Botnet Targets Devices Running Microsoft SQL Server: ReportResearchers Say 'Vollgar' Botnet Installs Cryptominers
Researchers at security firm Guardicore Labs are tracking a botnet they call Vollgar that's targeting devices running vulnerable Microsoft SQL Server databases with brute-force attacks and planting cryptominers in the infected databases.
See Also: Role of Deception in the 'New Normal'
The Vollgar botnet has been active since at least May 2018, the researchers say. Its operators use a combination of remote access tools and brute-force methods to infect vulnerable Microsoft SQL Server databases with malware, according to their new report. This botnet can infected up to 3,000 SQL Server databases each day.
Guardicore researchers found the botnet usually infects vulnerable databases with malware used to mine two cryptocurrencies - vollar and monero (see: Malware Most Foul: Emotet, Trickbot, Cryptocurrency Miners).
The #Vollgar attack campaign has been operating under the radar for ~2 years, brute forcing MS-SQL servers on the internet. With 2-3k servers infected daily, the attacker deploys powerful RATs and mines two cryptocurrencies. More in @Guardicore Labs blog: https://t.co/ZkmIAYPBy2— Ophir Harpaz (@OphirHarpaz) April 1, 2020
The Vollgar botnet has targeted organizations in several sectors, including healthcare, aviation, IT, telecommunications and higher education, over the last two years, says Ophir Harpaz, a cybersecurity researcher at Guardicore Labs. Attacks have occurred in the U.S., China, India, South Korea and Turkey, he adds.
And while the botnet's activity peaked in December 2019, it remains active. When the botnet is removed from a SQL Server database, its operators find new databases to infect due to the large-scale brute-force attack methods used to guess usernames and passwords, Harpaz says.
In addition to seeking out the valuable CPU power that the devices running Microsoft SQL Server databases offer, Harpaz believes the operators of Vollgar are seeking valuable content in databases, such as usernames, passwords and credit card numbers.
"A botnet like Vollgar can be very profitable," Harpaz tells Information Security Media Group. "First of all, it targets [Microsoft] SQL database servers, which may hold valuable data that other attack groups are interested in. In addition, access to data center networks can be worth a lot, depending on the victim's network and domain."
In their report, the Guardicore researchers note that after the Vollgar botnet has infected a Microsoft SQL Server database through a brute-force attack, it attempts to install backdoors within the database. The report also notes that these backdoors are used to plant the cryptominers as well as install remote access tools.
These malicious tools then give the botnet operators full control of the server, which then allows them to exfiltrate data, run an interactive terminal and install malicious Windows services as well as key-logging and other functions, the report notes.

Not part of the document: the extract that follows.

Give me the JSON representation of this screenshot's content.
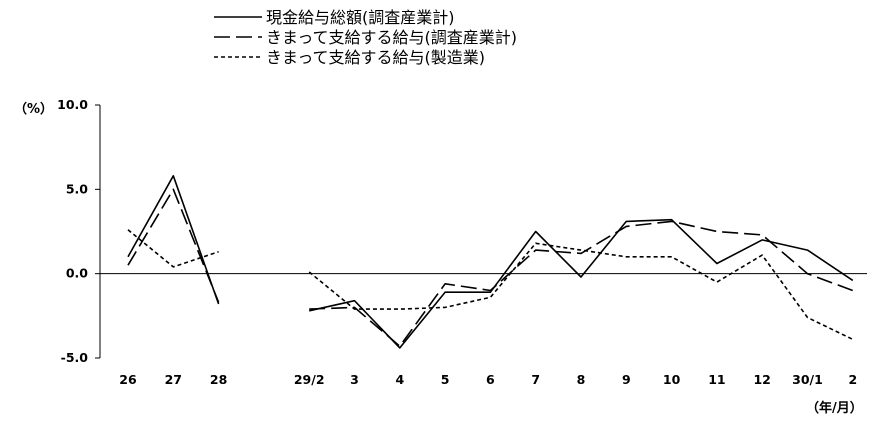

These botnet infections, however, are short-lived. In about 60 percent of the cases, the attack only lasts for about two days, according to the report. But some attacks can last one to two weeks, which could mean Vollgar disguises itself to hide from anti-virus software or the database owner does not have proper security features in place, the report notes.
In about 10 percent cases, Guardicore observed, Vollgar managed to re-infect a SQL Server database after it has been removed.
The botnet also attempts to eliminate other competing malware from infected servers, the researchers determined.
"There is a vast number of attacks targeting MS-SQL Servers. However, there are only about half-a-million machines running this database service," Harpaz says. "This relatively small number of potential victims triggers an inter-group competition over control and resources; these virtual fights can be seen in many of the recent mass-scale attacks."
Origins in China?
While it's not clear where the operators of Vollgar reside, the Guardicore report notes that these attacks originate from more than 120 IP addresses, the majority of which are located in China.
Vollgar's main command-and-control server is located in a SQL database housed in China, the researchers say. This server has also been infected with backdoors and other malware from other attacks groups. "Nevertheless, the machine was 'business as usual,' running the database service as well as benign background processes," according to the report.
Guardicore created a GitHub repository to help database administrators determine if their Microsoft SQL Server databases have been infected with Vollgar.